Hope and Glory revient ce soir sur Arte. Nous avions rencontré son réalisateur pour la sortie de sa suite, Queen and Country, en 2015.
Queen and Country a été annoncé un peu partout comme votre dernier film. Alors, c’est vrai ? Vous tirez le rideau ?
Oui. Je crois. Sans doute. Je ne pense pas avoir l’énergie nécessaire pour continuer. Mais bon, regardez Manoel de Oliveira : il a 104 ans et tourne encore, donc je ne préfère pas trop m’avancer…
C’est la suite de Hope and Glory, qui, en 87, ressemblait déjà à un dernier film…
Ahaha ! Vous trouvez ? Vous dites ça parce que j’y évoquais mon enfance et que c’est un sujet de prédilection pour les vieux cinéastes…
Non, c’est un grand film récapitulatif, Hope and Glory. Comme une immense exégèse de votre œuvre. On a d’ailleurs l’impression que vous êtes devenu un autre cinéaste après ça, qu’il scinde votre filmo en deux…
Je ne crois pas que Hope and Glory soit un tournant ou quoi que ce soit. J’ai fait d’autres films très ambitieux après. Mais c’est vrai qu’il y a deux périodes dans ma carrière. D’abord, La Forêt d’Emeraude, Excalibur, Délivrance… Quand je partais à l’aventure et explorais le monde. Aujourd’hui, je fais des films plus contemplatifs. Mais c’est parce que je n’ai plus la force d’aller dans la forêt amazonienne. Alors je voyage dans le temps.
La Forêt d'Emeraude, le bijou de John Boorman
Queen and Country est sans doute ce que vous avez fait de plus drôle…
Je m’intéressais surtout aux ruptures de ton. C’est compliqué à faire, parce que le public n’aime pas être pris par surprise. Je trouve que ça marche pas mal, je suis plutôt content. Vous savez, l’art du cinéma est très difficile à maîtriser. Ça prend beaucoup, beaucoup de temps. Dans les années 80, quand David Lean essayait de monter Nostromo, il est tombé malade. Je suis allé lui rendre visite, et il me dit : « J’espère vraiment que je vais me remettre sur pied, parce que ça y est, je crois que j’ai enfin pris le coup de main. I’m getting the hang of it ! » Tous les cinéastes sont comme ça, des éternels débutants.

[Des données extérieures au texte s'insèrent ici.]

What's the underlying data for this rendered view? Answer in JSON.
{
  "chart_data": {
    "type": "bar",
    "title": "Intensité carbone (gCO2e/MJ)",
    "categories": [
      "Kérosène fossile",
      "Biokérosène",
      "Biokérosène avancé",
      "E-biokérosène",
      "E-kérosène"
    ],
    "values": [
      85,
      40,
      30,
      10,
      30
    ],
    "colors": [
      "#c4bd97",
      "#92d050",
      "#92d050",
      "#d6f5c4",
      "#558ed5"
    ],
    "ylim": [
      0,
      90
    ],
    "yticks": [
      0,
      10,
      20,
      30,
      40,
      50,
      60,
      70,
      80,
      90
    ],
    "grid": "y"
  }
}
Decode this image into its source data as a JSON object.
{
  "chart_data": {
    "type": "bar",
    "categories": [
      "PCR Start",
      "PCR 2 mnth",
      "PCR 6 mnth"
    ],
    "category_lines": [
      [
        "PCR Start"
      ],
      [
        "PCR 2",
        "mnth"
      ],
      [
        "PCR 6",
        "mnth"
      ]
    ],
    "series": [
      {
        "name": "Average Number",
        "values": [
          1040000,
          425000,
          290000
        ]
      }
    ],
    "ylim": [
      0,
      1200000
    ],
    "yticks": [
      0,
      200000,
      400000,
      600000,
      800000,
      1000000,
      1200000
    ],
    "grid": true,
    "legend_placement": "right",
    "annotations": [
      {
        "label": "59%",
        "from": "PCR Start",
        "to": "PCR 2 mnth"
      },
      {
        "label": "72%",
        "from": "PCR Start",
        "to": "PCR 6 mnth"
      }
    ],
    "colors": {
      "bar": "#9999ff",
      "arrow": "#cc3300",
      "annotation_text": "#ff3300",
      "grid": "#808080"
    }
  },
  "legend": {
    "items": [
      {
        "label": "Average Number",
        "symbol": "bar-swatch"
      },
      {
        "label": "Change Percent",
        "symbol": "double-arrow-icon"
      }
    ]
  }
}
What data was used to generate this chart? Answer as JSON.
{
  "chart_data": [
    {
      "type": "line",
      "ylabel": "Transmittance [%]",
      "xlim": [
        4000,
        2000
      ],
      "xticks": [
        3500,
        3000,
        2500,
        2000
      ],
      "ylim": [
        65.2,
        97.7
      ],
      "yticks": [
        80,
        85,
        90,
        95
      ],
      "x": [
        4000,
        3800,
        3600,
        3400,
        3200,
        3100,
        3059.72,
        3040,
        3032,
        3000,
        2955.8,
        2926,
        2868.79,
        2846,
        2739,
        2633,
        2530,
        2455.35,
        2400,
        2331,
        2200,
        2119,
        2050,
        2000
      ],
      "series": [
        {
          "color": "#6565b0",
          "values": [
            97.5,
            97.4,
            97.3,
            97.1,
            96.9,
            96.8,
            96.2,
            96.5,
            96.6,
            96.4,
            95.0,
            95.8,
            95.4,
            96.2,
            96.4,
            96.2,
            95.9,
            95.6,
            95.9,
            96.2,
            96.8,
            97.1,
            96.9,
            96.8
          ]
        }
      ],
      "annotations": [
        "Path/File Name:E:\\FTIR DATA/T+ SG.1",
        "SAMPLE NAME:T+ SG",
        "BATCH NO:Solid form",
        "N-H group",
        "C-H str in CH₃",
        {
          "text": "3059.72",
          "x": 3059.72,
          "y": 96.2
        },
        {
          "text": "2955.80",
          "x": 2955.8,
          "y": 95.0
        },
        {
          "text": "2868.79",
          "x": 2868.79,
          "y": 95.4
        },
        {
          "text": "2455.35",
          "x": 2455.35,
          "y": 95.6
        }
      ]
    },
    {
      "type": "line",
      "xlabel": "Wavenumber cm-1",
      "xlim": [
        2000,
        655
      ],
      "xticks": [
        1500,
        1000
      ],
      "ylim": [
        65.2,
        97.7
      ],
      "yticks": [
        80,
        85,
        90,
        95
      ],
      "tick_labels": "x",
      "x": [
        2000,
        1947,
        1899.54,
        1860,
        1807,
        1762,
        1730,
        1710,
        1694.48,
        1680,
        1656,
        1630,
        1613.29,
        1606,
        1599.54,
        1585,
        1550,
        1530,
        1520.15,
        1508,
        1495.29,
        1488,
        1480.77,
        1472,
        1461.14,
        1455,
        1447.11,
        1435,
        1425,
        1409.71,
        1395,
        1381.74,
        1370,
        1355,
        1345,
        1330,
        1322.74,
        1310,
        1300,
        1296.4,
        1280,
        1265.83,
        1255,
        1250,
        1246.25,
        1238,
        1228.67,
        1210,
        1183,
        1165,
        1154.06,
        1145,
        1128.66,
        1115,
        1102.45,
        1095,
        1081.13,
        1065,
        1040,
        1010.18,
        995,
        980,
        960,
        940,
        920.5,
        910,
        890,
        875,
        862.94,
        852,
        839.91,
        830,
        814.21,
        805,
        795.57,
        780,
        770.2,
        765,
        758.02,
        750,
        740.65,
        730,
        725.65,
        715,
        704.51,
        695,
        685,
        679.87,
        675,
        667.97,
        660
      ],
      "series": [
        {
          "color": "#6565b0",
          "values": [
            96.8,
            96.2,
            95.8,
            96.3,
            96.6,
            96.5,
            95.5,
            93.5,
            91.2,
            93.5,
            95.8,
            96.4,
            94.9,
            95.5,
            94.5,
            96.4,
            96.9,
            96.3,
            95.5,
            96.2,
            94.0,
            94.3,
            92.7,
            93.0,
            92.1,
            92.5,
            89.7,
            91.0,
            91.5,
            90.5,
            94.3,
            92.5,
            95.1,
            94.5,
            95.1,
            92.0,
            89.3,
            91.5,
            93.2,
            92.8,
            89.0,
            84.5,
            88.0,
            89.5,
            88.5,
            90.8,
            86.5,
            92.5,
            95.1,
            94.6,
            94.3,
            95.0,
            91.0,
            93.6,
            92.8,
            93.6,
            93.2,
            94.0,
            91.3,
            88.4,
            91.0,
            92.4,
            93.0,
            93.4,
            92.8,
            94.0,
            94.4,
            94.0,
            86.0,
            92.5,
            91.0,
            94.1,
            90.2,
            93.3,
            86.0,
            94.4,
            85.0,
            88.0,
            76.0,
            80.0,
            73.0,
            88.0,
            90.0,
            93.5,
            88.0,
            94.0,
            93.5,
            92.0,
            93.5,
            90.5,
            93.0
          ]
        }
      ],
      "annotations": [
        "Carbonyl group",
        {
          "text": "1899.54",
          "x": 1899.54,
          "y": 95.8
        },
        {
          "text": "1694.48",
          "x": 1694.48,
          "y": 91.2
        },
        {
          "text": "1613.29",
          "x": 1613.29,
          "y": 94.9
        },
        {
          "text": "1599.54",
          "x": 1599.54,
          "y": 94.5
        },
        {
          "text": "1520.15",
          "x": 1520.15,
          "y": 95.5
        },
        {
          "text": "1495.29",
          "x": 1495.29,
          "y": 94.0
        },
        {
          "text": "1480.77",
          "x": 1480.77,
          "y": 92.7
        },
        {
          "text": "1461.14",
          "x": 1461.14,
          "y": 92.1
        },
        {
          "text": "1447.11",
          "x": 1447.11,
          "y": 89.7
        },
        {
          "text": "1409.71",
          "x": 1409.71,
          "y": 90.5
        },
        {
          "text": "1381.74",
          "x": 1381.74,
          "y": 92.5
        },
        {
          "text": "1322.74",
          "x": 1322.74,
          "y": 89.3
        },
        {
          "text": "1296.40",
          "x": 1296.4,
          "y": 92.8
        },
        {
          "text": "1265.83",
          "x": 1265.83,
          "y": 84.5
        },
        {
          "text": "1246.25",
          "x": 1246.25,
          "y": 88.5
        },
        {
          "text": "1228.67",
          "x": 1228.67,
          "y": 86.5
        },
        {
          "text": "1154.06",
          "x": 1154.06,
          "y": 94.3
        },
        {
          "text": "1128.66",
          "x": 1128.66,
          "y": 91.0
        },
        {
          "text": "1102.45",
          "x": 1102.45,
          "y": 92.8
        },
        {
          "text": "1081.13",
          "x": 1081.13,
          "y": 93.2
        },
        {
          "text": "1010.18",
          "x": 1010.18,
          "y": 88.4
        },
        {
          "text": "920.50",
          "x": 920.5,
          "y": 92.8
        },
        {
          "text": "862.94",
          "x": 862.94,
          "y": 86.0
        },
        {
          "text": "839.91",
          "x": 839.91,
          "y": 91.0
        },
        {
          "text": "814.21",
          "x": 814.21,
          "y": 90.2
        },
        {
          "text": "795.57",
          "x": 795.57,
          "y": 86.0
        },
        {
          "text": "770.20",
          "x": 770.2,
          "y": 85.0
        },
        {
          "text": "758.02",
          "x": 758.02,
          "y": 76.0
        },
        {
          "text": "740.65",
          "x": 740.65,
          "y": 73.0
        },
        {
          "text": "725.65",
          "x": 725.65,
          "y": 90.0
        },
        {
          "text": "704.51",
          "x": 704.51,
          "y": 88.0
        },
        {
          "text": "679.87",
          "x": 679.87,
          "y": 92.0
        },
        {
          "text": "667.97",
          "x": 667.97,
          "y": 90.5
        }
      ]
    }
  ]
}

Pourtant, vous, vous avez très tôt donné l’impression de maîtriser le sujet…
C’est parce que quand on tourne son premier film, on est totalement ignorant. Alors on fonce tête baissée et parfois, ça marche. Le grand risque en prenant de la bouteille, c’est de devenir trop conscient des problèmes qui t’attendent. Et donc trop prudent, trop réfléchi. Il faut savoir lâcher prise. Moi, j’ai parfois été en état de transe sur un plateau. Je tournais des plans, mon chef op’ me demandait pourquoi, à quoi ils allaient servir, je n’en avais aucune idée. Ce n’est qu’une fois dans la salle de montage que je comprenais à quel point c’était un plan crucial, déterminant. Mon subconscient me disait quoi filmer.
Dans les années 70, vous vous tiriez la bourre avec Kubrick pour être le grand cinéaste visionnaire de l’époque. C’était quoi exactement ? Un dialogue ? Une compétition ?
Non, certainement pas une compétition. On s’appelait au moins une fois par semaine. Pour parler de technique, principalement. Kubrick n’était jamais satisfait par le cinéma, toujours frustré par les limites. Il voulait crever le plafond, améliorer les objectifs, la façon d’écrire un script…
William Friedkin nous a dit un jour qu’il n’avait jamais vu un de vos films. Ça paraît surprenant, vu que vous avez tourné la suite de L’Exorciste (L’Hérétique). Vous le croyez ?
Friedkin, en voilà un qui a l’esprit de compétition ! S’il le dit… J’ai quand même du mal à croire qu’il n’a jamais jeté un œil à Délivrance.
On parle du dernier plan de Queen and Country ? Vos débuts dans le cinéma, symbolisés par cette caméra qui tourne…
… Et qui s’arrête. Elle s’arrête et tu meurs.
C’est très beau, parce qu’il y a le début et la fin dans le même plan.
Voilà, c’était ma vie. Une vie de cinéma.